What do we do when our President (or a mayor, governor, or pastor) says and defends something that is full of hate speech, white supremacy, and prejudice?
Here are some (unfinished, incomplete) thoughts on how we at The Table think about and approach leaders who espouse and support racism.
1. Racism is connected to fear and anger
Racism fuels and funds much of the anger and fear that run the world. Advertisers, politicians, and corporations all know this. In this way, racism (personal and systemic) is one way the ancient gods of Baal and Molech inhabit the fabric of our culture. Baal and Molech imprisoned and reinforced anger and fear 2,000 years ago; scapegoating through dehumanizing racist white supremacy does the same now.
2. Racism is connected to increasing diversity
America’s population is quickly moving from a Euro-centric Caucasian hegemony to a more diverse, global south majority. No longer a “melting pot” of people acting and accommodating to white Protestant norms and values, America is becoming a bricolage of diverse and divergent cultures that preserve their distinctions.
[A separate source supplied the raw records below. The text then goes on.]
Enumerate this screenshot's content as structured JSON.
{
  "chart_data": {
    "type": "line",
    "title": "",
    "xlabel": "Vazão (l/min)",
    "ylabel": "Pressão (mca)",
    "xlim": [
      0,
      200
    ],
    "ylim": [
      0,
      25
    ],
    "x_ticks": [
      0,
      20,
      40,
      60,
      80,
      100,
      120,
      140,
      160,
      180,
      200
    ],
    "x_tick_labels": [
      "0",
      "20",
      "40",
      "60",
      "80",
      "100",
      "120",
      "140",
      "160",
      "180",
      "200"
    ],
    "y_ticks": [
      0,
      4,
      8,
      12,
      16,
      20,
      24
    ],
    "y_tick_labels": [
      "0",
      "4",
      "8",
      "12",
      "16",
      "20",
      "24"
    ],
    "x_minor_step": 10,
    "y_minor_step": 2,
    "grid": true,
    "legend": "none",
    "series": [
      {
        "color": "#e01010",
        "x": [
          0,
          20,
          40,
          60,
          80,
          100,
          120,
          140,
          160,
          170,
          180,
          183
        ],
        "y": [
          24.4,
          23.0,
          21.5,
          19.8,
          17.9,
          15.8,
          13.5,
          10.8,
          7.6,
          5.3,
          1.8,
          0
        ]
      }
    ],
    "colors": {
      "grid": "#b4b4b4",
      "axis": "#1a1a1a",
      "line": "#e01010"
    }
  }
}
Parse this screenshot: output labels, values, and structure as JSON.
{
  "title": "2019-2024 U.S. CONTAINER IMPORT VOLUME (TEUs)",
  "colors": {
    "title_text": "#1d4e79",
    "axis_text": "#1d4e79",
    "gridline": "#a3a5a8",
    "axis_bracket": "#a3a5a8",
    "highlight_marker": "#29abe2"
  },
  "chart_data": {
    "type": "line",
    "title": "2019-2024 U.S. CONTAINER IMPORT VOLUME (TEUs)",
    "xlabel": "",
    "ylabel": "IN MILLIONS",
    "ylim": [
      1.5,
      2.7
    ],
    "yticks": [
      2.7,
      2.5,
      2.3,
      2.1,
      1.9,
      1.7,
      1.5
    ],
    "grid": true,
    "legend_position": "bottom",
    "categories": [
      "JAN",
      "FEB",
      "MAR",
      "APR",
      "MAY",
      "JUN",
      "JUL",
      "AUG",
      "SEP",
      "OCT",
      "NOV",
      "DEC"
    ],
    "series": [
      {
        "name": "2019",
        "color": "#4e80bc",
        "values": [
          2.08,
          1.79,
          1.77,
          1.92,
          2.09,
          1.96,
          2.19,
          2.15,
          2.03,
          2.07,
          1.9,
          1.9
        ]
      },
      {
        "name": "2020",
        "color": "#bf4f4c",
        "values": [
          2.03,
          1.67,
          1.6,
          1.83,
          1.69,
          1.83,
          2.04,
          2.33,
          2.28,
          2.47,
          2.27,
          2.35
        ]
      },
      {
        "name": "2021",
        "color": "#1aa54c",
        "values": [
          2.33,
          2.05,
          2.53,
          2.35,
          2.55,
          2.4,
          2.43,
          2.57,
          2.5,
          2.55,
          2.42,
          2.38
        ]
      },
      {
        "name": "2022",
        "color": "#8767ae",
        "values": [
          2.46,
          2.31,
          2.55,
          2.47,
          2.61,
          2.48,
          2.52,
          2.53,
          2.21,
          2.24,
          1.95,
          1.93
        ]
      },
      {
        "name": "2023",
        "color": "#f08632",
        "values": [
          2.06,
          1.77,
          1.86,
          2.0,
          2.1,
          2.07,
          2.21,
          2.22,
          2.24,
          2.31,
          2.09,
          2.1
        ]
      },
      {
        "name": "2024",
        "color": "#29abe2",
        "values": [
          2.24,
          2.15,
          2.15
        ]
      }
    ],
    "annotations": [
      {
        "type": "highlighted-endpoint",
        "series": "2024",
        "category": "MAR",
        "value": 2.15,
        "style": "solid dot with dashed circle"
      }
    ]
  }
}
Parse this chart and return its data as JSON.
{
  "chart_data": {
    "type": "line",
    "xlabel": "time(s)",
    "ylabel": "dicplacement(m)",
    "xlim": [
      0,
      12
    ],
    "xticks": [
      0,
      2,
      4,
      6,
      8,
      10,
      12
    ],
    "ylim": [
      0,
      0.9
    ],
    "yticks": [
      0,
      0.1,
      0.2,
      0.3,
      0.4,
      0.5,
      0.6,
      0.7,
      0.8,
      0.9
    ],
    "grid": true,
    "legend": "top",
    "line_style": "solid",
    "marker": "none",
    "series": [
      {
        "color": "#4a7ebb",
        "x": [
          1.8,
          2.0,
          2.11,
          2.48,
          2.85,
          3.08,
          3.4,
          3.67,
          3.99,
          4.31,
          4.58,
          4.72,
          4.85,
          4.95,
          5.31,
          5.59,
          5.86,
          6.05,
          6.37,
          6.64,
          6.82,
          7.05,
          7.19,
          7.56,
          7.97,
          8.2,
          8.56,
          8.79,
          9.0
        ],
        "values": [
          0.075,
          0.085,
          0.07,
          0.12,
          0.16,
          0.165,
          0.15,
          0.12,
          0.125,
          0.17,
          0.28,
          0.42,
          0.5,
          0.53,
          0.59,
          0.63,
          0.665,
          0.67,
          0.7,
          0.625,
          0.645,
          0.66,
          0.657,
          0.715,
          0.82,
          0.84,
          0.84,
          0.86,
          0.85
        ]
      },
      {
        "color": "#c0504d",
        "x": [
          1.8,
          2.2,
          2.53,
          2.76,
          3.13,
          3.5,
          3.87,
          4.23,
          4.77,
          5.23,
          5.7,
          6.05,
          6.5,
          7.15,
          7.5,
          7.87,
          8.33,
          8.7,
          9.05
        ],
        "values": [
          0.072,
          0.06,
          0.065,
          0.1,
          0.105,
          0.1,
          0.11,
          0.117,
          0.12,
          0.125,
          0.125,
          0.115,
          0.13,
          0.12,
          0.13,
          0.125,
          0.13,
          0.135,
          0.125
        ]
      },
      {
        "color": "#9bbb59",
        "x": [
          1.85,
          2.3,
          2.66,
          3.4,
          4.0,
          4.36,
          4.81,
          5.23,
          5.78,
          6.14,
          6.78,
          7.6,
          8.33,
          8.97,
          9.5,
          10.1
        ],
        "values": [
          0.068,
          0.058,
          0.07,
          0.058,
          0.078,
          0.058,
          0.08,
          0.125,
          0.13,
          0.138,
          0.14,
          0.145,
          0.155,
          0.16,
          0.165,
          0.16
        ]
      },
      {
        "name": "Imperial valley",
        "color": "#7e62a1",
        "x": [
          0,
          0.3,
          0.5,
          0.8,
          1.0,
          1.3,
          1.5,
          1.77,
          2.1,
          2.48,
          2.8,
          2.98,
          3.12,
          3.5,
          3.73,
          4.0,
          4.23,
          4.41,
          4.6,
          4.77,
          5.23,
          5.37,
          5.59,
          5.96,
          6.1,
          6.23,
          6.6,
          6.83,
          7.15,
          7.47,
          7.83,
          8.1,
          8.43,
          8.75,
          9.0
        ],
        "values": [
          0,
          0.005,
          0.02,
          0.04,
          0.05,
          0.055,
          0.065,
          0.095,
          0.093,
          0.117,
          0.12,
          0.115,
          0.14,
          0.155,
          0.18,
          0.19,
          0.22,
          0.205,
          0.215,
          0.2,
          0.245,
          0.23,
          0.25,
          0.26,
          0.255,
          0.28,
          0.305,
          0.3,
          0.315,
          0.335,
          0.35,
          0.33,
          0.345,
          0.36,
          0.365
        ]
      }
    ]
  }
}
This contributes to white people experiencing a displacement from the cultural center. When white people feel disenfranchised their white supremacy intensifies and blatant xenophobia becomes hostile and violent. We are seeing this now in America.
3. We hate being called racist
We (white people) are often more offended at being called racist than we are at actually being racist. The lengths we will go to defend, justify, deflect, rationalize, and reframe what counts as racist or white supremacy is impressive. Allegations and accusations of being racist are mostly met with offense and counter-attacks. But what if persons of color understand better the racialization of America than white people? What if others can see our sin in ways we can’t?
4. It is tempting to scapegoat and villianize
Recently, President Trump made a series of comments that have been categorized as racist (i.e. “send her back”). It is tempting in moments like this to scapegoat and villainize our President as though he alone is what’s wrong.
But this does two unhelpful things: It lets us off the hook for having to repent. If I can blame him, then he’s what’s wrong, not me. Secondly, if we scapegoat one person we can get the impression that one person is an aberration or outlier. But Trump isn’t alone; he is revealing what has always been the heart of America. We are a country built (literally) on the backs of stolen, enslaved bodies. We own and live on land we obtained through rape, murder, lying, cheating, and genocide.
Trump intensifies and clarifies who we are and have always been. He is not “the problem,” he is a mirror revealing America’s soul.
5. Words really do matter
Words matter; language is how we make sense of our world and relationships. Racist, white supremacist language is inherently violent and dehumanizing. We focus on foreign terrorists, but the single greatest threat in America today are white supremacists who take courage and permission from increasingly racialized, hostile speech.
White supremacy (and all its friends: colonialism, xenophobia, racism, slavery, patriarchy, predatory economic systems, greed, lust, etc.) is the greatest threat facing our world today and it’s not even close.
6. I am sad and angry and sorry
As a white Christian pastor I can’t even put into words how sad and angry I am that my faith is being exploited to fuel this nationalistic debauchery. My people (white, self-professed Christians) continue to enable and embolden hate and violence.
I am sorry. The greatest temptation for me is to look at the racists who grab the headlines and assure myself that I’m not like them. “I’m an advocate, I’m woke, I’m one of the good white people.” This, friends, is spiritual death for me. The only way through I am convinced is to take responsibility and ownership for how WE (not they) are complicit in what’s wrong with the world, to repent, to work to make restitution and amends. This is how we are committed to leading our community here at The Table.